Tories get nasty

Project Work "sorts out the wheat from the chaff" said Sir Michael Neubert MP to the NCVO/TEN conference on October 29th. The 300 strong audience took a sharp intake of breath and wondered if they had heard right. Sadly, they had.

In a surprisingly unscripted remark, Sir Michael summed up precisely the attitude of senior members of the Government and its supporters. As joint Chairman of the Conservative Party backbench committee on education and employment, this was no maverick’s opinion. Sir Michael spoke for the sentiment deep within his party and for the explicit re-election strategy of the Government.

This strategy has two planks.

Firstly the Government has decided to make the attack on ‘fraud’ one of its strongest themes. And, say some critics, Labour has quickly rowed in behind the Conservatives - also promising to crack down on fraud but to use the proceeds to boost spending on training and back-to-work measures.

At the Conservatives’ Party Conference, few speeches were complete without a reference to fraud. Now Peter Lilley has announced a bill which will penalise local authorities for not clearing up enough Housing Benefit defraud; and it will introduce ‘penalties’ against individual claimants which some Tory spin doctors have described as ‘on-the-spot fines’ for claimants accused of giving inaccurate or misleading information about their circumstances.

Meanwhile the Government wants to make it harder to appeal against mistaken assessments, incorrect decisions or being falsely accused of fraud. They want to hamstring the appeals system by having more cases decided on paper in the appellant’s absence, by reducing the scope and jurisdiction of appeals tribunals and to lessen the independence of those serving on them.

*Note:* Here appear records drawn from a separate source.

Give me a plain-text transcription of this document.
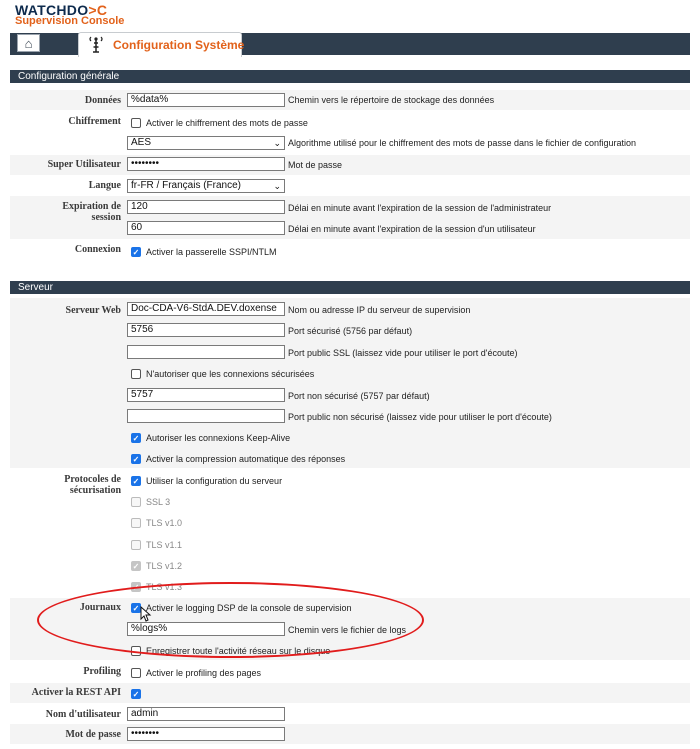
WATCHDO>C
Supervision Console
⌂	Configuration Système
Configuration générale
Données	%data%	Chemin vers le répertoire de stockage des données
Chiffrement	Activer le chiffrement des mots de passe
AES	⌄ Algorithme utilisé pour le chiffrement des mots de passe dans le fichier de configuration
Super Utilisateur	••••••••	Mot de passe
Langue fr-FR / Français (France)	⌄
Expiration de
session
120	Délai en minute avant l'expiration de la session de l'administrateur
60	Délai en minute avant l'expiration de la session d'un utilisateur
Connexion ✓ Activer la passerelle SSPI/NTLM
Serveur
Serveur Web	Doc-CDA-V6-StdA.DEV.doxense	Nom ou adresse IP du serveur de supervision
5756	Port sécurisé (5756 par défaut)
Port public SSL (laissez vide pour utiliser le port d'écoute)
N'autoriser que les connexions sécurisées
5757	Port non sécurisé (5757 par défaut)
Port public non sécurisé (laissez vide pour utiliser le port d'écoute)
✓ Autoriser les connexions Keep-Alive
✓ Activer la compression automatique des réponses
Protocoles de
sécurisation
✓ Utiliser la configuration du serveur
SSL 3
TLS v1.0
TLS v1.1
✓ TLS v1.2
✓ TLS v1.3
Journaux ✓ Activer le logging DSP de la console de supervision
%logs%	Chemin vers le fichier de logs
Enregistrer toute l'activité réseau sur le disque
Profiling	Activer le profiling des pages
Activer la REST API ✓
Nom d'utilisateur	admin
Mot de passe	••••••••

The second plank of the Government’s electoral plan is just as invidious. Now the whole apparatus of ‘help for the unemployed’ is being re-focused towards sanctioning the unemployed. Penalising the ‘workshy’ does two things - it brings the Claimant Count unemployment figures down nice and sharpish; and it proves that individuals are responsible for their own unemployment - they have the wrong attitude to work and why should the taxpayer subsidise them? Readers who doubt this analysis need only read some of the collected quotes of Eric Forth MP to realise this.

Now, Project Work has become a programme designed to "deter those whose claims are not genuine" (Gillian Shepherd’s words). When launched Project Work was supposed to "provide a wide range of help in looking for, and securing, work". Now, Ministers trumpet the fact that 20% more people have quit the register in the pilot areas than in ‘control’ areas. As Project Work has only got 8% of participants into jobs, the entry rate can hardly justify its nationwide extension.

So far, Project Work has the worst job entry figures for any Government initiative. This is no surprise. Compulsory schemes seem to worsen the chances of getting a job not improve them. As Iain Murray also reveals, the Government crudely censored their own commissioned research which showed that Job Plan Workshops only achieved a 9% job entry rate. Of a ‘control’ group of claimants who did not go through JPW, a startling 22% got back in to work. Plainly, this scheme did not help; it hindered. No surprise then, that unemployed people decline to go on these schemes.

By using the Employment Service in such a destructive way, the Government is engaged in a slash and burn strategy. They are driving the jobless off the dole; they are turning the ES into an agency that is brutally obsessed with denying people benefits;

If a new Government takes office next May, it will have a corrupt and discredited agency on its hands. It will not be equipped to run the core business of a public employment service - finding and filling vacancies for jobseekers across the board (the jobless as well as job changers). Sensible folk in TECs, the Careers Service as well as the Opposition parties know we must have a comprehensive careers and guidance service helping people make informed choice about work, education and training - irrespective of their age, work history or current status.

Project Work represents the latest chapter of Employment Service complicity in the Government’s political project. If the Government is defeated in the Spring, the Employment Service cannot have a future. And if it does, it could easily wreck a new Government’s ambitions.

Labour has big plans for tackling unemployment. As Stephen Byers, also speaking at the NCVO/TEN conference said, Government institutions work on the "assumption that people will fail" His pledge of "genuine employment and education opportunities...of jobs not schemes and wages not benefits" is promising and hugely encouraging. But Labour will have only one chance to get it right. And, the Employment Service has the wrong organisational culture to deliver for Labour.